To further differentiate TCM from an ACS utilizing a noninvasive ultrasound, one should not only look for wall motion abnormalities but also attempt to identify any right ventricular extension or systolic anterior motion of the mitral valve; these abnormalities would favor the diagnosis of TCM, rather than an anterior wall myocardial infarction (MI) [41, 42]. Furthermore, contrast echocardiography should demonstrate normal myocardial perfusion in the akinetic apical area in a patient with TCM, while one would expect impaired flow with an anterior wall MI [43]. Less invasive Doppler flow strategies can also be utilized to assess the patency and flow of the LAD and differentiate between these conditions, for an undetectable distal LAD velocity in the presence of apical left ventricular wall motion abnormalities is suggestive of ACS due to LAD occlusion [44]. By contrast, detection of decreased CFR would support a diagnosis of TCM, for CFR is transiently impaired in the acute phase of TCM [45]. This data would not be available during an initial patient assessment in the Emergency Department, however, as it must be obtained during a TTE study.

Though our patient’s clinical course proved to be fairly benign, her diagnosis was delayed until wall motion abnormalities were detected on an echocardiogram several hours following her initial presentation. If this patient’s InterTAK Diagnostic Score had been calculated after an EKG was performed and found to be normal, TCM could have been suspected and a diagnosis could have likely been made earlier in her course through a bedside FOCUS in the Emergency Department. Any subsequent echocardiograms could have been performed not to diagnose but rather to monitor for potential complications of TCM such as mitral regurgitation, left ventricular free wall rupture, and thrombus formation [34, 4648]. BNP levels also should have been obtained, for serial monitoring of this biomarker allows for continued noninvasive assessment of one’s improvement in left ventricular dysfunction over time [49, 50].
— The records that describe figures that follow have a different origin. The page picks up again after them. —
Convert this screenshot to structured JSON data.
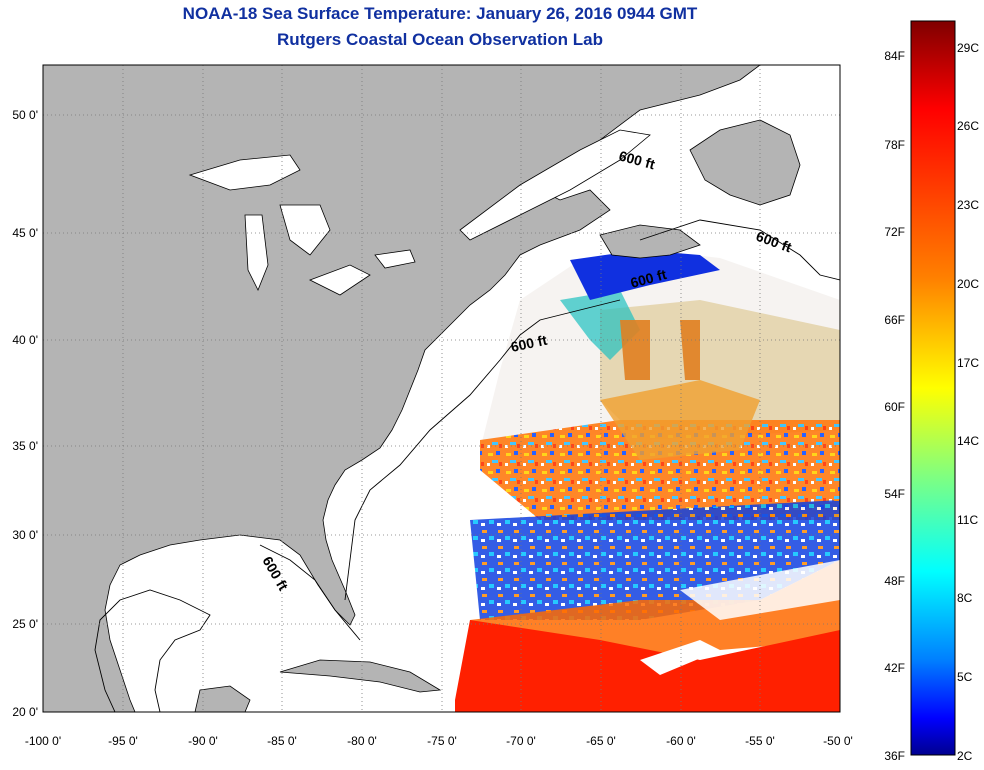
{
  "header": {
    "title": "NOAA-18 Sea Surface Temperature:  January 26, 2016 0944 GMT",
    "subtitle": "Rutgers Coastal Ocean Observation Lab"
  },
  "map": {
    "lon_range": [
      -100,
      -50
    ],
    "lat_range": [
      20,
      52.5
    ],
    "lon_ticks": [
      "-100 0'",
      "-95 0'",
      "-90 0'",
      "-85 0'",
      "-80 0'",
      "-75 0'",
      "-70 0'",
      "-65 0'",
      "-60 0'",
      "-55 0'",
      "-50 0'"
    ],
    "lat_ticks": [
      "20 0'",
      "25 0'",
      "30 0'",
      "35 0'",
      "40 0'",
      "45 0'",
      "50 0'"
    ],
    "isobath_labels": [
      "600 ft",
      "600 ft",
      "600 ft",
      "600 ft",
      "600 ft"
    ],
    "land_color": "#b4b4b4",
    "grid": true
  },
  "colorbar": {
    "fahrenheit_labels": [
      "84F",
      "78F",
      "72F",
      "66F",
      "60F",
      "54F",
      "48F",
      "42F",
      "36F"
    ],
    "celsius_labels": [
      "29C",
      "26C",
      "23C",
      "20C",
      "17C",
      "14C",
      "11C",
      "8C",
      "5C",
      "2C"
    ],
    "colors": [
      "#7f0000",
      "#ff0000",
      "#ff8000",
      "#ffff00",
      "#80ff80",
      "#00ffff",
      "#0080ff",
      "#0000ff",
      "#00008f"
    ]
  }
}
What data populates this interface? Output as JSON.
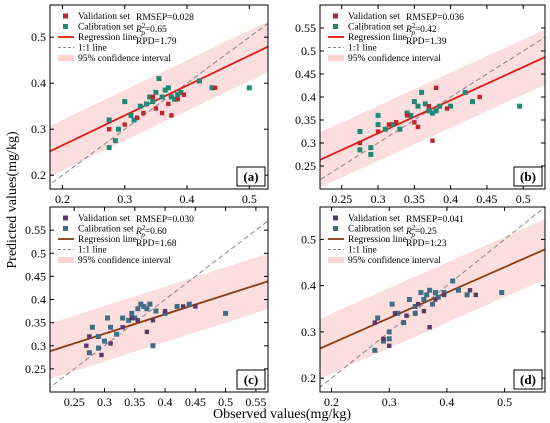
{
  "figure": {
    "shared_ylabel": "Predicted values(mg/kg)",
    "shared_xlabel": "Observed values(mg/kg)"
  },
  "colors": {
    "validation_top": "#c0242e",
    "calibration_top": "#1e8a76",
    "regression_top": "#e31a1c",
    "validation_bottom": "#5a3a68",
    "calibration_bottom": "#3f6e86",
    "regression_bottom": "#8b3a12",
    "band": "#fbd3d3",
    "oneone": "#888888"
  },
  "chart_data": [
    {
      "type": "scatter",
      "label": "(a)",
      "scheme": "top",
      "xlim": [
        0.18,
        0.53
      ],
      "ylim": [
        0.17,
        0.57
      ],
      "xticks": [
        "0.2",
        "0.3",
        "0.4",
        "0.5"
      ],
      "yticks": [
        "0.2",
        "0.3",
        "0.4",
        "0.5"
      ],
      "legend": [
        "Validation set",
        "Calibration set",
        "Regression line",
        "1:1 line",
        "95% confidence interval"
      ],
      "stats": {
        "rmsep": "RMSEP=0.028",
        "r2": "=0.65",
        "rpd": "RPD=1.79"
      },
      "regression": {
        "slope": 0.65,
        "intercept": 0.135
      },
      "band_halfwidth": 0.055,
      "validation": [
        [
          0.275,
          0.3
        ],
        [
          0.3,
          0.31
        ],
        [
          0.32,
          0.325
        ],
        [
          0.35,
          0.345
        ],
        [
          0.36,
          0.335
        ],
        [
          0.37,
          0.355
        ],
        [
          0.375,
          0.33
        ],
        [
          0.385,
          0.365
        ],
        [
          0.395,
          0.375
        ],
        [
          0.445,
          0.39
        ],
        [
          0.345,
          0.37
        ],
        [
          0.33,
          0.335
        ]
      ],
      "calibration": [
        [
          0.275,
          0.26
        ],
        [
          0.275,
          0.32
        ],
        [
          0.29,
          0.3
        ],
        [
          0.3,
          0.36
        ],
        [
          0.31,
          0.33
        ],
        [
          0.315,
          0.32
        ],
        [
          0.325,
          0.35
        ],
        [
          0.335,
          0.355
        ],
        [
          0.34,
          0.37
        ],
        [
          0.35,
          0.38
        ],
        [
          0.355,
          0.41
        ],
        [
          0.36,
          0.37
        ],
        [
          0.365,
          0.385
        ],
        [
          0.37,
          0.39
        ],
        [
          0.375,
          0.37
        ],
        [
          0.38,
          0.365
        ],
        [
          0.385,
          0.375
        ],
        [
          0.39,
          0.38
        ],
        [
          0.42,
          0.405
        ],
        [
          0.44,
          0.39
        ],
        [
          0.5,
          0.39
        ],
        [
          0.285,
          0.275
        ],
        [
          0.345,
          0.36
        ]
      ]
    },
    {
      "type": "scatter",
      "label": "(b)",
      "scheme": "top",
      "xlim": [
        0.22,
        0.53
      ],
      "ylim": [
        0.2,
        0.6
      ],
      "xticks": [
        "0.25",
        "0.3",
        "0.35",
        "0.4",
        "0.45",
        "0.5"
      ],
      "yticks": [
        "0.25",
        "0.3",
        "0.35",
        "0.4",
        "0.45",
        "0.5",
        "0.55"
      ],
      "legend": [
        "Validation set",
        "Calibration set",
        "Regression line",
        "1:1 line",
        "95% confidence interval"
      ],
      "stats": {
        "rmsep": "RMSEP=0.036",
        "r2": "=0.42",
        "rpd": "RPD=1.39"
      },
      "regression": {
        "slope": 0.72,
        "intercept": 0.105
      },
      "band_halfwidth": 0.06,
      "validation": [
        [
          0.275,
          0.3
        ],
        [
          0.3,
          0.325
        ],
        [
          0.315,
          0.34
        ],
        [
          0.325,
          0.345
        ],
        [
          0.34,
          0.36
        ],
        [
          0.355,
          0.335
        ],
        [
          0.37,
          0.38
        ],
        [
          0.375,
          0.305
        ],
        [
          0.38,
          0.42
        ],
        [
          0.395,
          0.375
        ],
        [
          0.44,
          0.4
        ],
        [
          0.35,
          0.345
        ]
      ],
      "calibration": [
        [
          0.275,
          0.285
        ],
        [
          0.275,
          0.325
        ],
        [
          0.29,
          0.29
        ],
        [
          0.3,
          0.34
        ],
        [
          0.3,
          0.36
        ],
        [
          0.31,
          0.33
        ],
        [
          0.32,
          0.34
        ],
        [
          0.33,
          0.33
        ],
        [
          0.34,
          0.365
        ],
        [
          0.35,
          0.39
        ],
        [
          0.355,
          0.38
        ],
        [
          0.36,
          0.41
        ],
        [
          0.365,
          0.385
        ],
        [
          0.37,
          0.37
        ],
        [
          0.375,
          0.365
        ],
        [
          0.38,
          0.37
        ],
        [
          0.385,
          0.38
        ],
        [
          0.4,
          0.38
        ],
        [
          0.42,
          0.41
        ],
        [
          0.43,
          0.39
        ],
        [
          0.495,
          0.38
        ],
        [
          0.29,
          0.275
        ],
        [
          0.345,
          0.36
        ]
      ]
    },
    {
      "type": "scatter",
      "label": "(c)",
      "scheme": "bottom",
      "xlim": [
        0.21,
        0.57
      ],
      "ylim": [
        0.2,
        0.6
      ],
      "xticks": [
        "0.25",
        "0.3",
        "0.35",
        "0.4",
        "0.45",
        "0.5",
        "0.55"
      ],
      "yticks": [
        "0.25",
        "0.3",
        "0.35",
        "0.4",
        "0.45",
        "0.5",
        "0.55"
      ],
      "legend": [
        "Validation set",
        "Calibration set",
        "Regression line",
        "1:1 line",
        "95% confidence interval"
      ],
      "stats": {
        "rmsep": "RMSEP=0.030",
        "r2": "=0.60",
        "rpd": "RPD=1.68"
      },
      "regression": {
        "slope": 0.42,
        "intercept": 0.2
      },
      "band_halfwidth": 0.06,
      "validation": [
        [
          0.27,
          0.3
        ],
        [
          0.275,
          0.32
        ],
        [
          0.295,
          0.28
        ],
        [
          0.31,
          0.305
        ],
        [
          0.33,
          0.34
        ],
        [
          0.345,
          0.36
        ],
        [
          0.355,
          0.355
        ],
        [
          0.37,
          0.33
        ],
        [
          0.38,
          0.355
        ],
        [
          0.4,
          0.375
        ],
        [
          0.43,
          0.385
        ],
        [
          0.45,
          0.385
        ]
      ],
      "calibration": [
        [
          0.275,
          0.285
        ],
        [
          0.28,
          0.34
        ],
        [
          0.29,
          0.32
        ],
        [
          0.3,
          0.31
        ],
        [
          0.305,
          0.36
        ],
        [
          0.31,
          0.34
        ],
        [
          0.32,
          0.325
        ],
        [
          0.33,
          0.36
        ],
        [
          0.34,
          0.355
        ],
        [
          0.35,
          0.36
        ],
        [
          0.355,
          0.38
        ],
        [
          0.36,
          0.39
        ],
        [
          0.365,
          0.385
        ],
        [
          0.37,
          0.38
        ],
        [
          0.375,
          0.39
        ],
        [
          0.38,
          0.3
        ],
        [
          0.385,
          0.375
        ],
        [
          0.4,
          0.37
        ],
        [
          0.42,
          0.385
        ],
        [
          0.44,
          0.39
        ],
        [
          0.5,
          0.37
        ],
        [
          0.345,
          0.37
        ],
        [
          0.29,
          0.295
        ]
      ]
    },
    {
      "type": "scatter",
      "label": "(d)",
      "scheme": "bottom",
      "xlim": [
        0.18,
        0.57
      ],
      "ylim": [
        0.17,
        0.57
      ],
      "xticks": [
        "0.2",
        "0.3",
        "0.4",
        "0.5"
      ],
      "yticks": [
        "0.2",
        "0.3",
        "0.4",
        "0.5"
      ],
      "legend": [
        "Validation set",
        "Calibration set",
        "Regression line",
        "1:1 line",
        "95% confidence interval"
      ],
      "stats": {
        "rmsep": "RMSEP=0.041",
        "r2": "=0.25",
        "rpd": "RPD=1.23"
      },
      "regression": {
        "slope": 0.55,
        "intercept": 0.165
      },
      "band_halfwidth": 0.065,
      "validation": [
        [
          0.275,
          0.32
        ],
        [
          0.29,
          0.285
        ],
        [
          0.3,
          0.27
        ],
        [
          0.31,
          0.34
        ],
        [
          0.33,
          0.335
        ],
        [
          0.35,
          0.36
        ],
        [
          0.36,
          0.345
        ],
        [
          0.37,
          0.31
        ],
        [
          0.38,
          0.37
        ],
        [
          0.395,
          0.38
        ],
        [
          0.44,
          0.39
        ],
        [
          0.45,
          0.38
        ]
      ],
      "calibration": [
        [
          0.275,
          0.26
        ],
        [
          0.28,
          0.33
        ],
        [
          0.29,
          0.28
        ],
        [
          0.3,
          0.3
        ],
        [
          0.305,
          0.36
        ],
        [
          0.315,
          0.34
        ],
        [
          0.325,
          0.32
        ],
        [
          0.335,
          0.37
        ],
        [
          0.345,
          0.355
        ],
        [
          0.355,
          0.385
        ],
        [
          0.36,
          0.37
        ],
        [
          0.365,
          0.38
        ],
        [
          0.37,
          0.39
        ],
        [
          0.375,
          0.36
        ],
        [
          0.38,
          0.385
        ],
        [
          0.385,
          0.375
        ],
        [
          0.395,
          0.385
        ],
        [
          0.41,
          0.41
        ],
        [
          0.42,
          0.39
        ],
        [
          0.435,
          0.38
        ],
        [
          0.495,
          0.385
        ],
        [
          0.345,
          0.34
        ],
        [
          0.3,
          0.285
        ]
      ]
    }
  ]
}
Treatment of TCM is debated in reported literature, though beta blockers have remained the mainstay of treatment largely due to the accepted role of catecholamines in its pathophysiology. Interestingly, however, the Takotsubo Registry reports that angiotensin-converting enzyme (ACE) inhibitors or angiotensin receptor blockers (ARBs) have been associated with improved survival of TCM patients in comparison to those treated with beta blockers alone [51]. Maintaining a high index of suspicion for TCM is important to ensure not only that adequate treatment is given, but also that potentially harmful interventions such as fibrinolytic therapy are avoided.

4. Conclusion

Takotsubo Cardiomyopathy (TCM) accounts for a notable portion of cardiac enzyme-elevated acute coronary syndromes and thus deserves more widespread recognition amongst Emergency Medicine physicians. It should be included in one’s differential diagnosis in any patient presenting after a stressful event with chest pain and associated cardiac enzyme elevations. While timely echocardiography and/or cardiac catheterization have been the mainstay of evaluation for this condition, calculation of a diagnostic score and evaluation with point of care ultrasonography can sufficiently make an ambulatory diagnosis in patients with extensive preexisting coronary artery disease and no acute EKG changes. Following consistent improvements in biomarkers (troponins, BNP) and absence of complications on echocardiography, patients can often be safely discharged on combination antihypertensive therapy with scheduled follow-up in an outpatient setting.

Conflicts of Interest

The authors declare that they have no conflicts of interest.